Another thing we have a hard time doing is talking about ourselves, patting ourselves on the back and saying gee, we did a great job. So Edgar and I can stand up here and look at Emil Notti and Byron and John Borbridge and Marlene Johnson and Cecil Barnes and those people who were here before us and say thank you for doing such a great job for us. While people still complain about that Settlement Act, I know some people think it was a mistake yet, I don’t. I really believe that we benefited from this, and I really thank those people who came before us for all the work they did, because I really believe personally that I’ve benefited from it.

I want to say that another thing we should pat ourselves on the back for, for those of you who don’t follow this closely, is that we got 40 million acres of land in fee simple. If we tried to do that today, we’d never make it. We’d never do it. When you go down to the lower 48 and you look at the land that the lower 48 Indians got in the whole United States in trust, their whole total acreage is 50 million acres -- in trust.

So, I feel good about that. I know other people don’t, and there are people who are still skeptics about it, but I believe that it was to our benefit. The other thing is that I really feel that when you look at the corporations that were chartered back then, not one of them is gone.
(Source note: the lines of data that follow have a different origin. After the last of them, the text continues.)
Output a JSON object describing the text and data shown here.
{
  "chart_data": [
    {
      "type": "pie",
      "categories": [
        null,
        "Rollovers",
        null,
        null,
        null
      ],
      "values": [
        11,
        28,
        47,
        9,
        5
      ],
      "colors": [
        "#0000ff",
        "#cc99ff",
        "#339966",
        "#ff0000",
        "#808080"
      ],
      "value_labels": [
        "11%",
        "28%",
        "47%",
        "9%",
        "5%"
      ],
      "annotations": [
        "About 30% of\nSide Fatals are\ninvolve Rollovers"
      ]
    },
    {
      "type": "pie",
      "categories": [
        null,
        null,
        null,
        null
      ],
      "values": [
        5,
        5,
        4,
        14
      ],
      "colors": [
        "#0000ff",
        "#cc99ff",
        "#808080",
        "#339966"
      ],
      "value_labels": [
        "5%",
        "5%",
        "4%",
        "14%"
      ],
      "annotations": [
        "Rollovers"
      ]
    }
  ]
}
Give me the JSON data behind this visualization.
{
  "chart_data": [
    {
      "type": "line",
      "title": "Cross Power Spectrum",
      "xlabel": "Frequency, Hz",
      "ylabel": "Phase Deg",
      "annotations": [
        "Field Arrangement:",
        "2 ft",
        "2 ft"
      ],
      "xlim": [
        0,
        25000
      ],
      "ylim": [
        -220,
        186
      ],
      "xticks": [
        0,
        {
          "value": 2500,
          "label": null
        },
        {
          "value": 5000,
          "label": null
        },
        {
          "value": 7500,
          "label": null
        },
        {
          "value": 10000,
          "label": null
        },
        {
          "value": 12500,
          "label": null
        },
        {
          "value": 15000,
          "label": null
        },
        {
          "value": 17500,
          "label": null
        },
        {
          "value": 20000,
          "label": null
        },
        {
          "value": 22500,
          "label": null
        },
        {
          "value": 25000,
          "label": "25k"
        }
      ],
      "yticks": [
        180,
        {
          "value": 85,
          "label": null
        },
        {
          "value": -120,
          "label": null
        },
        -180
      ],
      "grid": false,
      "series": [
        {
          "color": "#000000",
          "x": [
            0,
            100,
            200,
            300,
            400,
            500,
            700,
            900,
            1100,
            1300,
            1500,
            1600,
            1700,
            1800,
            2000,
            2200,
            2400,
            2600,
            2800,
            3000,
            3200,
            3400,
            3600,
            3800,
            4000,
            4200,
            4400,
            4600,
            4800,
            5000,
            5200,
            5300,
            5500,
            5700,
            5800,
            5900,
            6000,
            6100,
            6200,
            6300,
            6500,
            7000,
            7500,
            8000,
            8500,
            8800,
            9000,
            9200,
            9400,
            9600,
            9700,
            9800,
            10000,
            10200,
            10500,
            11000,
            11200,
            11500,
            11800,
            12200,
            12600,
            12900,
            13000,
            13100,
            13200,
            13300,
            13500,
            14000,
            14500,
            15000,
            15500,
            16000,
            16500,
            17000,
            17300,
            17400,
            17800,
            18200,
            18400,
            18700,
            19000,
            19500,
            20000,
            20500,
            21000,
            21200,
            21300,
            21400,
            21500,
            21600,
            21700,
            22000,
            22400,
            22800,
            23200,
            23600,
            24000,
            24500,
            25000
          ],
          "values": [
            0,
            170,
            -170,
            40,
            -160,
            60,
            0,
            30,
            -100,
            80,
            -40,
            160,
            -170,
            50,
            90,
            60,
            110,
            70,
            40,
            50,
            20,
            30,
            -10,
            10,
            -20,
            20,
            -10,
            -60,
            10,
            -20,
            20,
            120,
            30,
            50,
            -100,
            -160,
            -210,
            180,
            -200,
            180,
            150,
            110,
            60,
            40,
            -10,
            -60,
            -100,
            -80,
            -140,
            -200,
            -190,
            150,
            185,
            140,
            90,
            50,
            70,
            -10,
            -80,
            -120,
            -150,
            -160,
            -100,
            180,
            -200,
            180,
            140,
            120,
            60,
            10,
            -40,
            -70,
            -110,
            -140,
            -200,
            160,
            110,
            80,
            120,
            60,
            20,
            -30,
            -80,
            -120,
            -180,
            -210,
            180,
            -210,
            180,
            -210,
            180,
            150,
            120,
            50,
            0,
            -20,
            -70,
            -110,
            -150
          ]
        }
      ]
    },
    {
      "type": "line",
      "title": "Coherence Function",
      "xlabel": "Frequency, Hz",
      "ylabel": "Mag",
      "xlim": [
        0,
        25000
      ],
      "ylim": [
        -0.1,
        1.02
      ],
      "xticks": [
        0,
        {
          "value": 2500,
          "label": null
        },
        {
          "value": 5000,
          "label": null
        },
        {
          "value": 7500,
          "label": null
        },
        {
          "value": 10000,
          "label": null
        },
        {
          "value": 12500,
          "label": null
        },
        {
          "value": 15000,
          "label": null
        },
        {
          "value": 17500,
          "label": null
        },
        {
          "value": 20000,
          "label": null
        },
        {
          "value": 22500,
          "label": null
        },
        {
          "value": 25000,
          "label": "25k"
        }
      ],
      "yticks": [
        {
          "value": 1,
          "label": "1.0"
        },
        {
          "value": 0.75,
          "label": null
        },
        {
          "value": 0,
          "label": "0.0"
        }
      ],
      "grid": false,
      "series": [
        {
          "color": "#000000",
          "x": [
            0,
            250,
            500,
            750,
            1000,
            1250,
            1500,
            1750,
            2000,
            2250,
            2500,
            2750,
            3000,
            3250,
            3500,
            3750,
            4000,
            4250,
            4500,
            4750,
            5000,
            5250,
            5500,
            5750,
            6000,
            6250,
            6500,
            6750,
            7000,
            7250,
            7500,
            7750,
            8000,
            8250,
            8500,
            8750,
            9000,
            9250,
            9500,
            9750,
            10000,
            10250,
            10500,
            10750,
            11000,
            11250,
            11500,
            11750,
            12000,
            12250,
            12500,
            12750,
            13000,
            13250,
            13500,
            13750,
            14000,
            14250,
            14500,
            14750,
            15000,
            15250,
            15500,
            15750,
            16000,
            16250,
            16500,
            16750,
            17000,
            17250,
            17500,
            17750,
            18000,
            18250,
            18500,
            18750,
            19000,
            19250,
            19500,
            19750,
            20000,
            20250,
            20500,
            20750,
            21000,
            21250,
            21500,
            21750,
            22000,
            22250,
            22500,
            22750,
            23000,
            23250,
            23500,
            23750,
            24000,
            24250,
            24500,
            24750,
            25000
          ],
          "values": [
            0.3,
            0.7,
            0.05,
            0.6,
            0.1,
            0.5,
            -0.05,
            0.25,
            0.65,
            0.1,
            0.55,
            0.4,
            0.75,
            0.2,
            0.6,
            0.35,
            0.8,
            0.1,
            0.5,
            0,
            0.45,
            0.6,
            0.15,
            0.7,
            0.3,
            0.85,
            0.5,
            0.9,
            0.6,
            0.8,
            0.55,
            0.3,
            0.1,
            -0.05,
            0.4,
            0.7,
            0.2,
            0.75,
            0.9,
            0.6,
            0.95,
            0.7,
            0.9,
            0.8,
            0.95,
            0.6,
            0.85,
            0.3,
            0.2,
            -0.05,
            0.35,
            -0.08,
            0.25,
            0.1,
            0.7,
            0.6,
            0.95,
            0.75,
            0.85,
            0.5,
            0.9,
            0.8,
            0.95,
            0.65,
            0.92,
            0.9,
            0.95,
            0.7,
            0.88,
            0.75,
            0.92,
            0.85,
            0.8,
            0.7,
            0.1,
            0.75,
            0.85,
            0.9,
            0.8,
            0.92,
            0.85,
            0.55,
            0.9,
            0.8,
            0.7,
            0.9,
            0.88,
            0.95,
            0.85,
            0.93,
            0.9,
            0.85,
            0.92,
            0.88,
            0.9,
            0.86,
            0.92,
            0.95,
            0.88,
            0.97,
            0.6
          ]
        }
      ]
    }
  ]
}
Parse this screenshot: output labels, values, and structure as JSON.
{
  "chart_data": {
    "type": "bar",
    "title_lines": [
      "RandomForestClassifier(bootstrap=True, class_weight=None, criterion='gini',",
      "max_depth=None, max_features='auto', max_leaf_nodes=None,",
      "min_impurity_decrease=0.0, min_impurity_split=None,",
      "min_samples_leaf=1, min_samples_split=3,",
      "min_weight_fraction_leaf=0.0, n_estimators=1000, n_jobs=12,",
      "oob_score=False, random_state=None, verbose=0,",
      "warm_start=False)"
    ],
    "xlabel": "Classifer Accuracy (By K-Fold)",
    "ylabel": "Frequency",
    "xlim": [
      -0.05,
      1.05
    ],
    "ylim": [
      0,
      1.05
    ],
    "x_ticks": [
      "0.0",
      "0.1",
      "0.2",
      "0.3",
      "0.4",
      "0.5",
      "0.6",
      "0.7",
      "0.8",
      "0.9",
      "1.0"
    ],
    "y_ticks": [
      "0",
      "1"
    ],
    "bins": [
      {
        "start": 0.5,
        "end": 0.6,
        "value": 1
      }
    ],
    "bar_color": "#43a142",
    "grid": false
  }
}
Every one of them is still here, 30 years later. Not one of them has dissolved because of bankruptcy. Every regional corporation is still here, much to the chagrin, I’m sure, of the many people who thought we’d be gone in a couple of years.

In closing, I just want to say this: I really believe in my heart that the Natives of the next generation are going to continue to benefit from this. The Natives of the next generation are going to be smarter than we were, they’re going to be more sophisticated that we were, they’re going to be better educated than we were, they’re going to be better financed than we were. The only thing that we haven’t made a decision on is whether they’re going to be better looking than we were. I’m sure that would probably be true too. But I think the Natives of the next generation, our Native children and our grandchildren, are going to continue to benefit from the work that people like Willie Hensley and Byron Mallott and Marlene Johnson and others have done to bring us to where we are today. Those of us like Edgar and Julie and others who were not there at the beginning, have continued to work very hard to continue to make this a reality, so we want to be able to look at the people of the next generation and say here, this is your world, do better than we did. Thank you very much for the chance to say it.